Macau is likely to see circa 28 percent year-on-year growth in casino gross gaming revenue (GGR) this year, and 10 percent growth in 2025, says a Thursday update from Fitch Ratings Inc.
Using its 2024 estimate as a basis – a figure Fitch maintains from an assessment it issued in the first quarter – would put Macau 2025 GGR at around MOP258.00 billion (US$32.08 billion).
That would be about 88.0 percent of the city’s pre-pandemic 2019 GGR, which stood at just under MOP292.46 billion, according to data from Macau’s regulator, the Gaming Inspection and Coordination Bureau.
In March, Fitch had said it was likely Macau’s 2024 GGR would recover to circa 80 percent of the pre-pandemic trading year of 2019.
On that basis, Macau’s GGR would be circa MOP234.00 billion in 2024, a nearly 28-percent increase from last year, suggested Fitch. The city’s 2023 GGR was confirmed as just under MOP183.06 billion.

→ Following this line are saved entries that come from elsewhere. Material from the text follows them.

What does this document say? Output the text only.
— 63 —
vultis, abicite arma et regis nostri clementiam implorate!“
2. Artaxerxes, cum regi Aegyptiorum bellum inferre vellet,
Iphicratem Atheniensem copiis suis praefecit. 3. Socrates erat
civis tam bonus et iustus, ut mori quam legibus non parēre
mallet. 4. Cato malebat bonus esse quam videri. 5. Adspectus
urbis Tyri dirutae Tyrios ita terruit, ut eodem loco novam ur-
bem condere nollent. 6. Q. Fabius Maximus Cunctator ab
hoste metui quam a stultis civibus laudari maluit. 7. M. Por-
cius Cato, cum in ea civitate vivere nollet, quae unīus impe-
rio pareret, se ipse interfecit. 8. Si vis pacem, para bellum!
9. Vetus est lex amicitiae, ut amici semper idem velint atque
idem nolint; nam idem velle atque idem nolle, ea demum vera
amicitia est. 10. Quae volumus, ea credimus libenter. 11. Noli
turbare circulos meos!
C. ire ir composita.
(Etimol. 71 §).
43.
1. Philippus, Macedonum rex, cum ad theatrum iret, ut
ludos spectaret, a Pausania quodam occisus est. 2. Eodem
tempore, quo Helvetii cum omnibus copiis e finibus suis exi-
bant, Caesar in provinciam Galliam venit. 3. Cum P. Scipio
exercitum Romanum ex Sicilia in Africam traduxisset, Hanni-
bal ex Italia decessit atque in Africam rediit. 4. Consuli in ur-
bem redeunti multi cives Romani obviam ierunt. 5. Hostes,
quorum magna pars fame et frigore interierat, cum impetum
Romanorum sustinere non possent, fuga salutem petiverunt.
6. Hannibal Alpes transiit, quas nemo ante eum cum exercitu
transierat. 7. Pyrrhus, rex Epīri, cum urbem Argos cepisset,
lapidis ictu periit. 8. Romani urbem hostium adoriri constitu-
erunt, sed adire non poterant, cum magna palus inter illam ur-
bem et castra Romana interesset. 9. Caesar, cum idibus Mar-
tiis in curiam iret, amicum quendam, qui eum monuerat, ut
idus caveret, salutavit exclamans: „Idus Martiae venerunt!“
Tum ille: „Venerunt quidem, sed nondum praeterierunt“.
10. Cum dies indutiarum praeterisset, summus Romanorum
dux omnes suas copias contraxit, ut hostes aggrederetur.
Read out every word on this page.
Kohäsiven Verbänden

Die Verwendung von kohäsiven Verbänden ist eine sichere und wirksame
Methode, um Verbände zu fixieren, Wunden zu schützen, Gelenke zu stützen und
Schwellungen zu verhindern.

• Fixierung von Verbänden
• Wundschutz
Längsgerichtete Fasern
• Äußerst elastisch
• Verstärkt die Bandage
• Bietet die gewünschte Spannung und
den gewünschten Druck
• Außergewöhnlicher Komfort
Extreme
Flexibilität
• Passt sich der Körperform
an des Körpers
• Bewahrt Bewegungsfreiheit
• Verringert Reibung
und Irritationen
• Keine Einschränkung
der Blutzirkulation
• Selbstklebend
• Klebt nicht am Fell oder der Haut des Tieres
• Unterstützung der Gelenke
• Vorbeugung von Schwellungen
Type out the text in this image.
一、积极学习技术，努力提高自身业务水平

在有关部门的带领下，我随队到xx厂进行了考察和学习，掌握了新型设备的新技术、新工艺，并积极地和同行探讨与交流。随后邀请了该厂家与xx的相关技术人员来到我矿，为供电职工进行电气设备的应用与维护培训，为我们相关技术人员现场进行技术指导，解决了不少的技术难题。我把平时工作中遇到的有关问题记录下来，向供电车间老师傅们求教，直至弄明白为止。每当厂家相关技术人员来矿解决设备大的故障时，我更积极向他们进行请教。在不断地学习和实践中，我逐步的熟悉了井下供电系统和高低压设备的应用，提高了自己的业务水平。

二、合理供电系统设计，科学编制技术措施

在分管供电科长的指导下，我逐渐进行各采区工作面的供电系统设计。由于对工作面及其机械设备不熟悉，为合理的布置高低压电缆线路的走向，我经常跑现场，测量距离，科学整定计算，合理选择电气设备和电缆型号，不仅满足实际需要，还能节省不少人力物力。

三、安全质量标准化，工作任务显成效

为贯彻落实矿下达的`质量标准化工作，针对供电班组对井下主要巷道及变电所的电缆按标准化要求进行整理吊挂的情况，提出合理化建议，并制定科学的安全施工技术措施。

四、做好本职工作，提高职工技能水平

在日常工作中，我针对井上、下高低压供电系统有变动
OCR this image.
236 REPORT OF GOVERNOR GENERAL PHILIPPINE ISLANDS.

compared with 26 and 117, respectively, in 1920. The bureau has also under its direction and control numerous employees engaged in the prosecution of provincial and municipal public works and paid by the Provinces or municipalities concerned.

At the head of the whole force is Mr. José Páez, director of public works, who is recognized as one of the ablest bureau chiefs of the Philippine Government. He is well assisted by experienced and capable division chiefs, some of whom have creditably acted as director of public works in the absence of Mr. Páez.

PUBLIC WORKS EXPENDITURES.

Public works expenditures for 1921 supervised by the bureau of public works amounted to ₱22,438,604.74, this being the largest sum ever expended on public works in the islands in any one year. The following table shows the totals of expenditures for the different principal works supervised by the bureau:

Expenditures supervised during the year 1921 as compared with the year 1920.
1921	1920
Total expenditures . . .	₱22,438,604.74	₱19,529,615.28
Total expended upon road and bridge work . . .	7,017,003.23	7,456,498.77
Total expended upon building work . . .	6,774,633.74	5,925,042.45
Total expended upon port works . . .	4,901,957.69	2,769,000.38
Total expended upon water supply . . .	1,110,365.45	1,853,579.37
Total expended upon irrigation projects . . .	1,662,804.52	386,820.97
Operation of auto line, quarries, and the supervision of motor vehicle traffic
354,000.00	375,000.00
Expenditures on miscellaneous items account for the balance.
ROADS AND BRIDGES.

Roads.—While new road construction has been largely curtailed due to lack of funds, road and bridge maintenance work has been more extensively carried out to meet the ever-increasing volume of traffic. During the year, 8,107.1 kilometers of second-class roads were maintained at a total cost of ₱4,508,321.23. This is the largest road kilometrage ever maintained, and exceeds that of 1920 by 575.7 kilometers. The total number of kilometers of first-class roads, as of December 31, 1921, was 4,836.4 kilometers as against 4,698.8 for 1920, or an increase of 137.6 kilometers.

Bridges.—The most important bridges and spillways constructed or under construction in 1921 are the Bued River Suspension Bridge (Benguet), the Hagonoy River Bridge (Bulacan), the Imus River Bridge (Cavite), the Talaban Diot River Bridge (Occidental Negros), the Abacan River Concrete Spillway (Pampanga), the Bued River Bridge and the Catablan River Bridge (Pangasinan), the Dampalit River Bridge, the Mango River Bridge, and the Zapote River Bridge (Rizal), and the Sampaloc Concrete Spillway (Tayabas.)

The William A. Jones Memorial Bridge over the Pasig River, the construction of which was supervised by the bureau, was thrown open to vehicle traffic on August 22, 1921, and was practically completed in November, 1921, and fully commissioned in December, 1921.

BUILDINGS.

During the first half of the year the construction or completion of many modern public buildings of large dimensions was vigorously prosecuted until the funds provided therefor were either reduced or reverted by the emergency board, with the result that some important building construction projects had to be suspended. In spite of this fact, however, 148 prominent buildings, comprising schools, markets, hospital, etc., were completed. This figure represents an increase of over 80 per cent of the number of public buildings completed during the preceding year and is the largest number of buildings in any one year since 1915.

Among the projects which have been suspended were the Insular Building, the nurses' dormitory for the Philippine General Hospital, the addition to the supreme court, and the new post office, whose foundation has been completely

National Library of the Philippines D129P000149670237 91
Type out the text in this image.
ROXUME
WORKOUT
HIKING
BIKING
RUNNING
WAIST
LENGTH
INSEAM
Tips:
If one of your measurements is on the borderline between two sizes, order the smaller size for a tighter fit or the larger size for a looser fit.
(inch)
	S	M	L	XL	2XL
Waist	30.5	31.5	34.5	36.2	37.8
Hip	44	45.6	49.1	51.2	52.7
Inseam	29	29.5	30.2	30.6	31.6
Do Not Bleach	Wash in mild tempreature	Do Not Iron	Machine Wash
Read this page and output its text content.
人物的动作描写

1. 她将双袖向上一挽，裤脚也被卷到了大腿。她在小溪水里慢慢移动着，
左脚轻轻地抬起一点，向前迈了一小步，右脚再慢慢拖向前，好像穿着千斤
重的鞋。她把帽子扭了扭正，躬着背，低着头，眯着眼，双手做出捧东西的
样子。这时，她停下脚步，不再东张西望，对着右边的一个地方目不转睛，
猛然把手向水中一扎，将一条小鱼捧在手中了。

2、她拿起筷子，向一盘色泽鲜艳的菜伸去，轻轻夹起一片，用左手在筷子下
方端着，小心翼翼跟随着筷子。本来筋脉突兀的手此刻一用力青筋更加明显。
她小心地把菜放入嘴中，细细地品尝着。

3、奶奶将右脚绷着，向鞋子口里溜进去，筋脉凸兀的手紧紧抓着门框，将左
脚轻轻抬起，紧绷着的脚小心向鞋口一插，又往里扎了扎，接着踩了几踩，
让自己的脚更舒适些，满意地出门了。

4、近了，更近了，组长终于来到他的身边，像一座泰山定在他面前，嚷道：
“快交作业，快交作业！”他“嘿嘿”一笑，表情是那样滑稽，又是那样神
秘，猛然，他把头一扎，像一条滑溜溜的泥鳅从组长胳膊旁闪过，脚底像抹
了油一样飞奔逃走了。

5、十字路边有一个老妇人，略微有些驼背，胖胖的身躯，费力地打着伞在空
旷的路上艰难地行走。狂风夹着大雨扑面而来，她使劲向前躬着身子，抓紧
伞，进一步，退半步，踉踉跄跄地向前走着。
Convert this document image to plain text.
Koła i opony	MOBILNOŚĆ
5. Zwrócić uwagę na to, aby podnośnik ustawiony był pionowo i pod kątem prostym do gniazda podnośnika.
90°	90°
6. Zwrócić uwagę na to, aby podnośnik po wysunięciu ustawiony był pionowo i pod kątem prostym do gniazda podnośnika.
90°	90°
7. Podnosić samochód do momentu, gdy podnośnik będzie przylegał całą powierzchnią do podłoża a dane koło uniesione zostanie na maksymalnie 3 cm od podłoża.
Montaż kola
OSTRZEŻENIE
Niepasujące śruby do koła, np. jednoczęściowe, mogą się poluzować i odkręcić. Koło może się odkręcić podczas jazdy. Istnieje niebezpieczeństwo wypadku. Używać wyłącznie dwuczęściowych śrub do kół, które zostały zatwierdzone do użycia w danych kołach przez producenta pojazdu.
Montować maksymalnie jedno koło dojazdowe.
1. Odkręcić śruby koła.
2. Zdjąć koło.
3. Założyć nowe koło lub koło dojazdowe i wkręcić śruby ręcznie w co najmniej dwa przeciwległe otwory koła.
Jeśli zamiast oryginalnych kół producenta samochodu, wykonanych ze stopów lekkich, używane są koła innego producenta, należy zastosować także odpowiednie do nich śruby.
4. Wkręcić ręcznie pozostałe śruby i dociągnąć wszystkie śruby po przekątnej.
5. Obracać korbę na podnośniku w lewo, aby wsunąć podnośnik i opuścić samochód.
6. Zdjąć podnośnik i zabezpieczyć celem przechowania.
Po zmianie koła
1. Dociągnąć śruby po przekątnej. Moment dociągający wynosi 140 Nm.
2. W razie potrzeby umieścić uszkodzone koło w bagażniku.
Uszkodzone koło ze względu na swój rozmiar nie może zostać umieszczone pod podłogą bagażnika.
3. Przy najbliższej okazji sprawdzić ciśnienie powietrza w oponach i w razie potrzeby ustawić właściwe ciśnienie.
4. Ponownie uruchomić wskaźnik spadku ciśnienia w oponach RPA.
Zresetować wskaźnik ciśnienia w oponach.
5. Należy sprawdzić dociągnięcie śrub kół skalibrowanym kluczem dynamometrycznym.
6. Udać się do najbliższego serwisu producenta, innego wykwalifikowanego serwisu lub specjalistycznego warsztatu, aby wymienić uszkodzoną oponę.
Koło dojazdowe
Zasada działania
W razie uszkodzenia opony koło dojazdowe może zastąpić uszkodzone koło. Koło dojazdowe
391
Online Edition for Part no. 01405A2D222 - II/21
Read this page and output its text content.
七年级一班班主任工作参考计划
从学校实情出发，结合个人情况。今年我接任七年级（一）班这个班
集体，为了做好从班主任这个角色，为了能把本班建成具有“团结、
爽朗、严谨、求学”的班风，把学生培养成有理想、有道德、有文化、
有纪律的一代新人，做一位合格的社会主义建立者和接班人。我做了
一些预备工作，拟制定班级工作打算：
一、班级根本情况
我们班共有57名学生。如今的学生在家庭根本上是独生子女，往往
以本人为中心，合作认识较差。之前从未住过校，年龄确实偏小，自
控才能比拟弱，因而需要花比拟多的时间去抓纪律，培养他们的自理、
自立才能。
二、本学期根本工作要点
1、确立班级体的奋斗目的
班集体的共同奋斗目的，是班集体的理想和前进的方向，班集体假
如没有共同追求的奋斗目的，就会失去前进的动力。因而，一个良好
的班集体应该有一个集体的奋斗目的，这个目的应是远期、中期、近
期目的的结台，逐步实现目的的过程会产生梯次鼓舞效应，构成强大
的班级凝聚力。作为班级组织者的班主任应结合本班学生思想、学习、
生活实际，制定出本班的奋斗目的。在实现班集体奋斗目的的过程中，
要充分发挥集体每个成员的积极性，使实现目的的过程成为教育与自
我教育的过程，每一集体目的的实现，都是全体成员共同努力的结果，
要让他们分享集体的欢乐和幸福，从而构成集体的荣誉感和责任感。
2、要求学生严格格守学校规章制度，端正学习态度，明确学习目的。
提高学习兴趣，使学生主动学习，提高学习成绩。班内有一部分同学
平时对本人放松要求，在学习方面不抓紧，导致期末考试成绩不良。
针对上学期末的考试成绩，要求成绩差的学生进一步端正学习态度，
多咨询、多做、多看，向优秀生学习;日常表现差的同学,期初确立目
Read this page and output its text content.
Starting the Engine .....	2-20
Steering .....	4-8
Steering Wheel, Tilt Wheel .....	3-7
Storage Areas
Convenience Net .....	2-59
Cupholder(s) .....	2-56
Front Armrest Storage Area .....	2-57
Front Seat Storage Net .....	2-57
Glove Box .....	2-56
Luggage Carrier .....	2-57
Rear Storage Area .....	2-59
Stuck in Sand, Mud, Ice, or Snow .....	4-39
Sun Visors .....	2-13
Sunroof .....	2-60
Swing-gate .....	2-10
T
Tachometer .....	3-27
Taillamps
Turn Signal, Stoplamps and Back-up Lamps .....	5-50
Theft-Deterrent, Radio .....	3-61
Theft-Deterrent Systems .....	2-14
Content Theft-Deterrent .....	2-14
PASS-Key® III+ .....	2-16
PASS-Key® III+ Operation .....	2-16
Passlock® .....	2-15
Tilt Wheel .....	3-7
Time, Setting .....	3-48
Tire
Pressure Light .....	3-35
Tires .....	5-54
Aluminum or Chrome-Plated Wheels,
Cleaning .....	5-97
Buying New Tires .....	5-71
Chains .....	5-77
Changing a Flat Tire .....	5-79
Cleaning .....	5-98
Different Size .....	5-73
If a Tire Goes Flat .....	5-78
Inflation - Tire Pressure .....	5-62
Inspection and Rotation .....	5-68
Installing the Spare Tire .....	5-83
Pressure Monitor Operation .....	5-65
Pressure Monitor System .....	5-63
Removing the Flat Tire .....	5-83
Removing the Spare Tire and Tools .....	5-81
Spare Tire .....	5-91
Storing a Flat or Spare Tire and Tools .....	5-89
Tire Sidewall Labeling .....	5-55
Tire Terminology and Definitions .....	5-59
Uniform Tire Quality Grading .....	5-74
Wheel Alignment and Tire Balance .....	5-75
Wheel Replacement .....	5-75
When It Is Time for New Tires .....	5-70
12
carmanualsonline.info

Nonetheless, the rating agency has revised downward its forecast for this year and next regarding Malaysia GGR, where the market has a monopoly casino operation, Resorts World Genting, run by Genting Malaysia Bhd.
There, Fitch anticipates 2024 GGR year-on-year growth will be only 2.0 percent, compared to its previous estimate of 8.0 percent. But its 2025 growth forecast is up 1 percentage point, to 10.0 percent, from 9.0 percent.
At the end of May, Maybank Investment Bank Bhd forecast that total 2024 group revenue for Genting Malaysia – which also runs venues in the United States, the Bahamas, the United Kingdom and Egypt – would be just under MYR10.54 billion (US$2.23 billion). That would be a 3.4-percent improvement on 2023′s MYR10.19 billion.
Maybank forecast 2025 group revenue for Genting Malaysia at MYR11.49 billion, which would be a 9.0 percent year-on-year gain from the 2024 estimate.
For the Singapore casino market, Fitch’s 2024 estimate is for 5.0 percent year-on-year expansion, versus its previous projection of 15.0 percent. The institution thinks 2025 GGR growth in the city state will be 3.0 percent, down from its prior forecast of 4.0 percent.
Singapore is a duopoly involving Resorts World Sentosa, run by Genting Singapore Ltd, and Marina Bay Sands, controlled by Las Vegas Sands Corp. The latter company also runs casinos in Macau via its Sands China Ltd unit.
A recent regulatory-risk report from the Singapore government said that market GGR was SGD5.26 billion (US$3.87 billion) in 2023.